It’s almost 6 pm at PS/IS 284, a community school in Brownsville, Brooklyn. The saxophone-playing students have put away their instruments. The “Top Chef” class has finished distributing Dulce de Leche parfaits. The computers have been put away for the night. As families pick up their students from afterschool programs, school staff and community partners are still brainstorming ways to keep students motivated and engaged in learning over the summer.
Every student in New York City comes to school with different experiences, interests, challenges, learning styles, talents, and dreams. Our job as educators, social workers, and community school directors is to create schools that embrace our unique students and enable them to thrive; to find something they love about learning and to support them. This is the community school strategy.
The community school model expands the reach of the school. Through a partnership between a community-based organization and the school and driven by a shared vision for student success, community schools provide a unique combination of academic supports, health and social services, and youth development programs. In our 12 community schools, Partnership with Children provides the expanded mental health and behavioral supports that are core to our work in over 30 schools around the city. We are dedicated to student success – both socially and academically.
At each school, we focus on supporting students to consistently come to school on time and ready to learn. Our attendance improvement strategy depends on collaborative problem-solving and relationship-development with students. We make home visits and phone calls to update families on student progress. At PS/IS 284, Our Dean of Students bursts into classrooms wearing crazy hats with a parade of staff members behind him, cheering as he hands out attendance awards.
Recently, we called one 8th grader at PS/IS 284 to discuss her attendance, explaining that we are here to support her, and that we want her to succeed. Every day for the following week she came into the Partnership with Children room, saying “Look, I’m here!” She knows we care. Research shows that consistent, nurturing adult relationships are critical for developing resilience in young students. And community schools have been established to provide just that: a network of caring adults for our students.
Across our community schools, we are seeing improvements in attendance, student engagement and access to health services. We know the systemic challenges of poverty, trauma and violence faced by our students are real barriers to learning, but we continue to put sustainable strategies to ensure continued growth and learning.
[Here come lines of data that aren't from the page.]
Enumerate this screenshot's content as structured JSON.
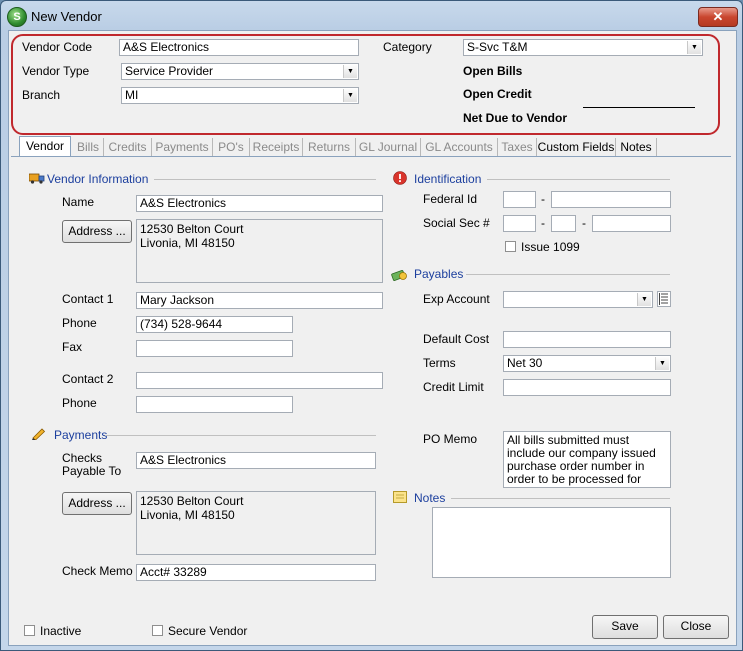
{
  "window": {
    "title": "New Vendor",
    "icon_letter": "S",
    "close_glyph": "✕"
  },
  "header": {
    "vendor_code_label": "Vendor Code",
    "vendor_code": "A&S Electronics",
    "vendor_type_label": "Vendor Type",
    "vendor_type": "Service Provider",
    "branch_label": "Branch",
    "branch": "MI",
    "category_label": "Category",
    "category": "S-Svc T&M",
    "open_bills_label": "Open Bills",
    "open_credit_label": "Open Credit",
    "net_due_label": "Net Due to Vendor"
  },
  "tabs": [
    "Vendor",
    "Bills",
    "Credits",
    "Payments",
    "PO's",
    "Receipts",
    "Returns",
    "GL Journal",
    "GL Accounts",
    "Taxes",
    "Custom Fields",
    "Notes"
  ],
  "vendor_info": {
    "section_title": "Vendor Information",
    "name_label": "Name",
    "name": "A&S Electronics",
    "address_button": "Address ...",
    "address": "12530 Belton Court\nLivonia, MI  48150",
    "contact1_label": "Contact 1",
    "contact1": "Mary Jackson",
    "phone_label": "Phone",
    "phone": "(734) 528-9644",
    "fax_label": "Fax",
    "fax": "",
    "contact2_label": "Contact 2",
    "contact2": "",
    "phone2_label": "Phone",
    "phone2": ""
  },
  "payments": {
    "section_title": "Payments",
    "checks_payable_label": "Checks\nPayable To",
    "checks_payable": "A&S Electronics",
    "address_button": "Address ...",
    "address": "12530 Belton Court\nLivonia, MI  48150",
    "check_memo_label": "Check Memo",
    "check_memo": "Acct# 33289"
  },
  "identification": {
    "section_title": "Identification",
    "federal_id_label": "Federal Id",
    "social_sec_label": "Social Sec #",
    "dash": "-",
    "issue_1099_label": "Issue 1099"
  },
  "payables": {
    "section_title": "Payables",
    "exp_account_label": "Exp Account",
    "exp_account": "",
    "default_cost_label": "Default Cost",
    "default_cost": "",
    "terms_label": "Terms",
    "terms": "Net 30",
    "credit_limit_label": "Credit Limit",
    "credit_limit": "",
    "po_memo_label": "PO Memo",
    "po_memo": "All bills submitted must include our company issued purchase order number in order to be processed for payment."
  },
  "notes": {
    "section_title": "Notes",
    "text": ""
  },
  "footer": {
    "inactive_label": "Inactive",
    "secure_vendor_label": "Secure Vendor",
    "save_button": "Save",
    "close_button": "Close"
  },
  "colors": {
    "accent": "#1c3f9e",
    "highlight_border": "#c0282d",
    "close_button": "#c9462f"
  }
}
At a recent community school meeting at PS/IS 284, an older alumna described her own experience as a child in Brownsville, sharing some of the negative choices that she made because it was hard for her to see a different path forward. Her story clarified our shared mission: we want students to see that they have the power to shape their own futures. The road ahead might be hard, but no student is alone in our community school.
Margaret Crotty is the executive director of Partnerships with Children and Alex Teitel is the community schools director at PS/IS 284 in Brooklyn.